The enable audio check box allows you to listen to the signals as they are being acquired. It uses a process of under-sampling which is to sample the audio at a lower rate than that needed to preserve the signal. in effect you are aliasing the signal to make it lower in frequency. The output sounds a little like a frequency divided output. The slider controls the volume. It's useful for listening for bats - turning your M500 and laptop into a kind of frequency-division detector, but it's best to listen through headphones or you may find that the audio output from your laptop gets re-recorded by the M500 and then output again and re-recorded creating both horrible recordings and nasty feedback. The audio option also uses up cpu resources, so if you have a lower-specified machine I would suggest turning it off if the system struggles.
This is the tricky part, what do you use it for? It's a lovely thing, but what would you use it for in the field? Every consultant has their favourite way of working, some like to take out the best equipment going, others like to go minimalist. Personally I like a detector that has a 'go' button so that I can just watch bats and not equipment. For that reason I actually prefer a D240x with a recorder, small, not too many settings and good quality recordings. I probably wouldn't take a laptop/tablet in the field as I like to watch bats and not screens, but I can see that as an automatic recorder, you could set the trigger settings, set up the laptop/tablet to stay on when you closed the lid, put it in a rucksack and set off on your transect. Essentially you get the quality of a D500x at a fraction of the cost assuming you already have a laptop. Ditto for remote logging if you can leave the laptop in a safe place, such as in lofts or barn. It would however be perfect for education use to both see and hear echolocation calls as they happen.

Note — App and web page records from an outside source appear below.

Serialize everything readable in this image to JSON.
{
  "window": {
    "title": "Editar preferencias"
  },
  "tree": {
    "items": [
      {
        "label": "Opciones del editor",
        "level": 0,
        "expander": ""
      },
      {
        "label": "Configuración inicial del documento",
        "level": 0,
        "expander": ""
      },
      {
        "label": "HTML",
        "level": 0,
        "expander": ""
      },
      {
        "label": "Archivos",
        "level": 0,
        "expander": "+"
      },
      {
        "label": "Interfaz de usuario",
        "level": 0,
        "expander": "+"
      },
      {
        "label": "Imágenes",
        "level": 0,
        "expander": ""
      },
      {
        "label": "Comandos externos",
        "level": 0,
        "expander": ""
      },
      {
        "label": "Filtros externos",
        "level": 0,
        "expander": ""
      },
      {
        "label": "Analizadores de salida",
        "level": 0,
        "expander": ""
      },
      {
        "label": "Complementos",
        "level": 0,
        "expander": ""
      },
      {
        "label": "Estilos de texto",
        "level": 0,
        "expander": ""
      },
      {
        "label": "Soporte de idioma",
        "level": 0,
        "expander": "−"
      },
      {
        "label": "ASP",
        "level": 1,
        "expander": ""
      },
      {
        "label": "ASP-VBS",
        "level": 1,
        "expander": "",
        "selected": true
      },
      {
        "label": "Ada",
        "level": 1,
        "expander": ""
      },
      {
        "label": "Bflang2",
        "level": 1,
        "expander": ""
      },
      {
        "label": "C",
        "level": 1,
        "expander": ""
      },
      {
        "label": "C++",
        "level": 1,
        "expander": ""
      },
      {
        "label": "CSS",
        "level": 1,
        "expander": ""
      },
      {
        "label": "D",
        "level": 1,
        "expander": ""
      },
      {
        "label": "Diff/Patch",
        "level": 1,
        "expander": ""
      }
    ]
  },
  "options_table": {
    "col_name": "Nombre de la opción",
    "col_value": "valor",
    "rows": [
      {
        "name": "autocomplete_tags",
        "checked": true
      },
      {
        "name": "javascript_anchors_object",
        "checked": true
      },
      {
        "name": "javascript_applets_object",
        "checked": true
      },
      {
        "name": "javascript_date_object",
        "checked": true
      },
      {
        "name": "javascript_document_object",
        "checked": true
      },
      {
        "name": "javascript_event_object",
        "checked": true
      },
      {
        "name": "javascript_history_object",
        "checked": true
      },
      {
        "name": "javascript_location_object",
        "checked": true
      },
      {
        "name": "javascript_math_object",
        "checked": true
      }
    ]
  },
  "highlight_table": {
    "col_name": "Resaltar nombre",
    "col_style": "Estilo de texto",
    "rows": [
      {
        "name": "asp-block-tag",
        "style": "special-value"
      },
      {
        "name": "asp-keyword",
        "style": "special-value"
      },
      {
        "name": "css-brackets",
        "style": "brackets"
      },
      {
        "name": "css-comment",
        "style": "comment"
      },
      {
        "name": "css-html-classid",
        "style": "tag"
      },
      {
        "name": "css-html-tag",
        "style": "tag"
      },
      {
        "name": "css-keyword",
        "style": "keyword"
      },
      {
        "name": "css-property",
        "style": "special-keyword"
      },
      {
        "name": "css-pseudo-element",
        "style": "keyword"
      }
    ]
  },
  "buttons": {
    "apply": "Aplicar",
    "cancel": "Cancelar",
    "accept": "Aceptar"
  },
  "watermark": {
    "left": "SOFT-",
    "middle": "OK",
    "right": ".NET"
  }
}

Like most new products, especially software, there are bound to be a few issues. The most troubling was the installation of the C++ redistributable packages. Once this was sorted out, everything else went fine. Occasionally menu items don't work properly, or can't be selected, but this has always been solved by closing down the program and restarting. One issue I have had a few times is that if you leave the M500 attached, close the software and restart, an error is reported. Simply close the software, unplug the M500, plug it back in and restart the software. I'm sure software updates will gradually sort these minor problems out.
A few examples of some bats to show you the screen outputs. I haven't particularly optimised the views in terms of spectrogram levels or time axes, but it gives you an idea of different species.
This is really an amazing piece of kit, which for the price is even more amazing. You do have to ask yourself what you would use it for. This approach of screens in the field may not work for some and it's worth having a good long think about how you would use it. The quality of recordings is second to none save perhaps those from a D1000x at ten times the price. The size, sensitivity, versatility and quality make it very attractive for the price, though you will need a laptop or a tablet and some form of analysis software as well. Essentially it turns your laptop into a real-time bat analyser and data-logger, so perhaps the limitation is me for not being inventive enough to think of new ways of using it.